Tre rimodulazioni per tre workers buyout. L’ultimo Consiglio di amministrazione del Fondo ha deciso di continuare a sostenere tre fabbriche salvate dai lavoratori, il cui percorso di ripartenza è stato frenato prima dall’emergenza sanitaria e poi dall’aumento delle materie prime e dell’energia, divenuti incontrollabili all’esplosione del conflitto in Ucraina.
La cooperativa Fonderia Dante, rilevata da 50 ex dipendenti nel 2017, ha chiesto e ottenuto una partecipazione temporanea, a fronte di un aumento di capitale da parte dei soci, e una moratoria di due anni sul rientro del finanziamento in essere. Contestualmente la cooperativa, che ha già rivisto il piano di investimenti, si impegnerà a riorganizzare il controllo di gestione.

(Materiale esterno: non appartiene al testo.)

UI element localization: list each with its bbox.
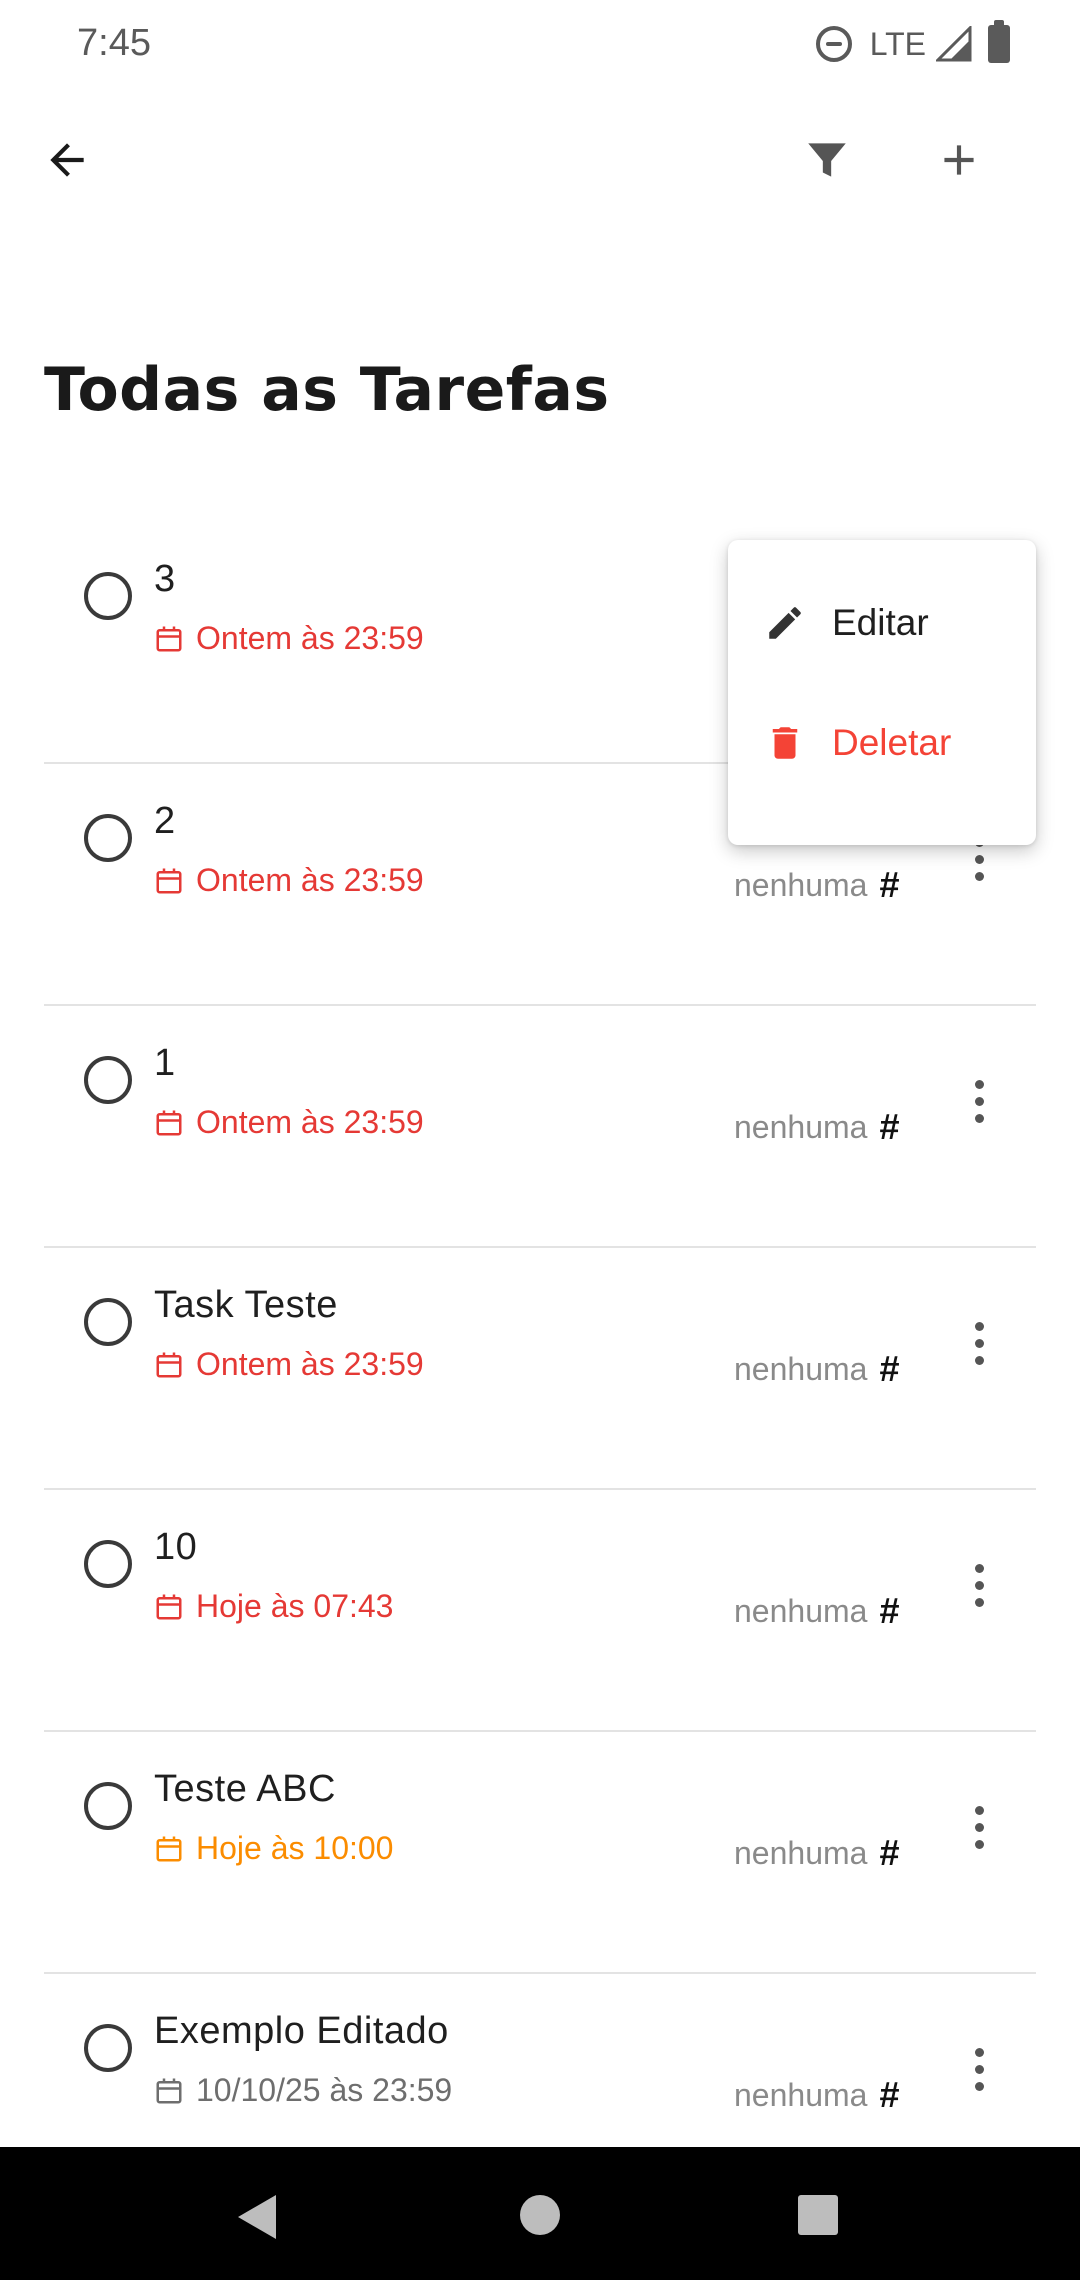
complete-checkbox[interactable] bbox=[84, 1540, 132, 1588]
more-options-button[interactable] bbox=[944, 1787, 1014, 1867]
arrow-back-icon bbox=[50, 143, 84, 177]
more-options-button[interactable] bbox=[944, 1303, 1014, 1383]
task-tag[interactable]: nenhuma # bbox=[734, 864, 899, 906]
complete-checkbox[interactable] bbox=[84, 572, 132, 620]
task-row[interactable]: 1 Ontem às 23:59 nenhuma # bbox=[44, 1006, 1036, 1248]
task-row[interactable]: Teste ABC Hoje às 10:00 nenhuma # bbox=[44, 1732, 1036, 1974]
more-vert-icon bbox=[974, 1079, 984, 1089]
task-options-menu: Editar Deletar bbox=[728, 540, 1036, 845]
hash-icon: # bbox=[879, 1106, 900, 1147]
task-title: Task Teste bbox=[154, 1284, 338, 1326]
more-options-button[interactable] bbox=[944, 2029, 1014, 2109]
hash-icon: # bbox=[879, 1348, 900, 1389]
task-tag[interactable]: nenhuma # bbox=[734, 1348, 899, 1390]
complete-checkbox[interactable] bbox=[84, 1782, 132, 1830]
calendar-icon bbox=[156, 868, 182, 893]
task-due-text: Ontem às 23:59 bbox=[196, 1346, 424, 1382]
back-button[interactable] bbox=[22, 115, 112, 205]
nav-recents-icon[interactable] bbox=[798, 2195, 838, 2235]
task-due: Ontem às 23:59 bbox=[154, 862, 424, 899]
task-due: 10/10/25 às 23:59 bbox=[154, 2072, 452, 2109]
task-title: Teste ABC bbox=[154, 1768, 336, 1810]
delete-label: Deletar bbox=[832, 722, 952, 763]
task-tag[interactable]: nenhuma # bbox=[734, 2074, 899, 2116]
task-due-text: Hoje às 10:00 bbox=[196, 1830, 394, 1866]
tag-label: nenhuma bbox=[734, 1592, 868, 1629]
calendar-icon bbox=[156, 1352, 182, 1377]
task-tag[interactable]: nenhuma # bbox=[734, 1106, 899, 1148]
task-due-text: Hoje às 07:43 bbox=[196, 1588, 394, 1624]
network-type: LTE bbox=[869, 25, 926, 62]
task-due: Hoje às 07:43 bbox=[154, 1588, 393, 1625]
task-due-text: 10/10/25 às 23:59 bbox=[196, 2072, 453, 2108]
add-icon bbox=[944, 145, 974, 175]
do-not-disturb-icon bbox=[815, 26, 852, 62]
nav-home-icon[interactable] bbox=[520, 2195, 560, 2235]
hash-icon: # bbox=[879, 2074, 900, 2115]
tag-label: nenhuma bbox=[734, 1350, 868, 1387]
task-due: Ontem às 23:59 bbox=[154, 1104, 424, 1141]
battery-icon bbox=[988, 20, 1010, 63]
menu-item-edit[interactable]: Editar bbox=[728, 578, 1036, 668]
edit-icon bbox=[769, 607, 801, 639]
tag-label: nenhuma bbox=[734, 866, 868, 903]
task-due-text: Ontem às 23:59 bbox=[196, 1104, 424, 1140]
task-due: Ontem às 23:59 bbox=[154, 1346, 424, 1383]
status-time: 7:45 bbox=[77, 22, 151, 64]
task-due-text: Ontem às 23:59 bbox=[196, 620, 424, 656]
edit-label: Editar bbox=[832, 602, 929, 643]
complete-checkbox[interactable] bbox=[84, 814, 132, 862]
filter-icon bbox=[808, 143, 846, 177]
system-nav-bar bbox=[0, 2147, 1080, 2280]
status-bar: 7:45 LTE bbox=[0, 0, 1080, 90]
complete-checkbox[interactable] bbox=[84, 1298, 132, 1346]
task-due: Ontem às 23:59 bbox=[154, 620, 424, 657]
task-row[interactable]: 10 Hoje às 07:43 nenhuma # bbox=[44, 1490, 1036, 1732]
task-tag[interactable]: nenhuma # bbox=[734, 1590, 899, 1632]
tag-label: nenhuma bbox=[734, 1834, 868, 1871]
complete-checkbox[interactable] bbox=[84, 1056, 132, 1104]
add-task-button[interactable] bbox=[914, 115, 1004, 205]
more-vert-icon bbox=[974, 2047, 984, 2057]
hash-icon: # bbox=[879, 864, 900, 905]
task-title: Exemplo Editado bbox=[154, 2010, 449, 2052]
status-icons: LTE bbox=[815, 20, 1010, 68]
complete-checkbox[interactable] bbox=[84, 2024, 132, 2072]
hash-icon: # bbox=[879, 1832, 900, 1873]
more-vert-icon bbox=[974, 1805, 984, 1815]
filter-button[interactable] bbox=[782, 115, 872, 205]
task-due: Hoje às 10:00 bbox=[154, 1830, 393, 1867]
task-title: 1 bbox=[154, 1042, 176, 1084]
hash-icon: # bbox=[879, 1590, 900, 1631]
delete-icon bbox=[772, 727, 798, 759]
tag-label: nenhuma bbox=[734, 1108, 868, 1145]
tag-label: nenhuma bbox=[734, 2076, 868, 2113]
signal-icon bbox=[936, 26, 972, 62]
task-due-text: Ontem às 23:59 bbox=[196, 862, 424, 898]
task-title: 2 bbox=[154, 800, 176, 842]
calendar-icon bbox=[156, 626, 182, 651]
app-bar bbox=[0, 110, 1080, 210]
task-list-screen: 7:45 LTE Todas as Tarefas 3 Ontem às 23:… bbox=[0, 0, 1080, 2280]
more-vert-icon bbox=[974, 1321, 984, 1331]
nav-back-icon[interactable] bbox=[238, 2195, 276, 2239]
more-options-button[interactable] bbox=[944, 1545, 1014, 1625]
task-title: 3 bbox=[154, 558, 176, 600]
calendar-icon bbox=[156, 1836, 182, 1861]
task-tag[interactable]: nenhuma # bbox=[734, 1832, 899, 1874]
more-vert-icon bbox=[974, 1563, 984, 1573]
more-options-button[interactable] bbox=[944, 1061, 1014, 1141]
task-row[interactable]: Task Teste Ontem às 23:59 nenhuma # bbox=[44, 1248, 1036, 1490]
calendar-icon bbox=[156, 1110, 182, 1135]
menu-item-delete[interactable]: Deletar bbox=[728, 668, 1036, 818]
task-title: 10 bbox=[154, 1526, 198, 1568]
calendar-icon bbox=[156, 2078, 182, 2103]
page-title: Todas as Tarefas bbox=[44, 355, 610, 425]
calendar-icon bbox=[156, 1594, 182, 1619]
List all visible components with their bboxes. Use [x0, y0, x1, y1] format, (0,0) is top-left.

In Sardegna Coopfond ha acconsentito alla richiesta di ristrutturare la fuoriuscita dalla partecipazione in Isolex, workers buyout che realizza e commercializza prodotti per l’isolamento termico degli edifici. Grazie agli effetti benefici del Superbonus 110% già in questo mese sarà pagata una prima rata consistente e poi, nei prossimi dieci anni, lasciando così respiro alla cooperativa, tutte le quote rimanenti, in modo decrescente.
Per la campana Italcables, workers buyout che dal 2015 produce fili ad alto contenuto di carbonio per cemento armato precompresso, a supporto del patrimonio e del piano di sviluppo che prevede sviluppi interessanti sia in Francia sia in Messico, saranno invece accorpate le due partecipazioni in una unica, con way out in tre rate.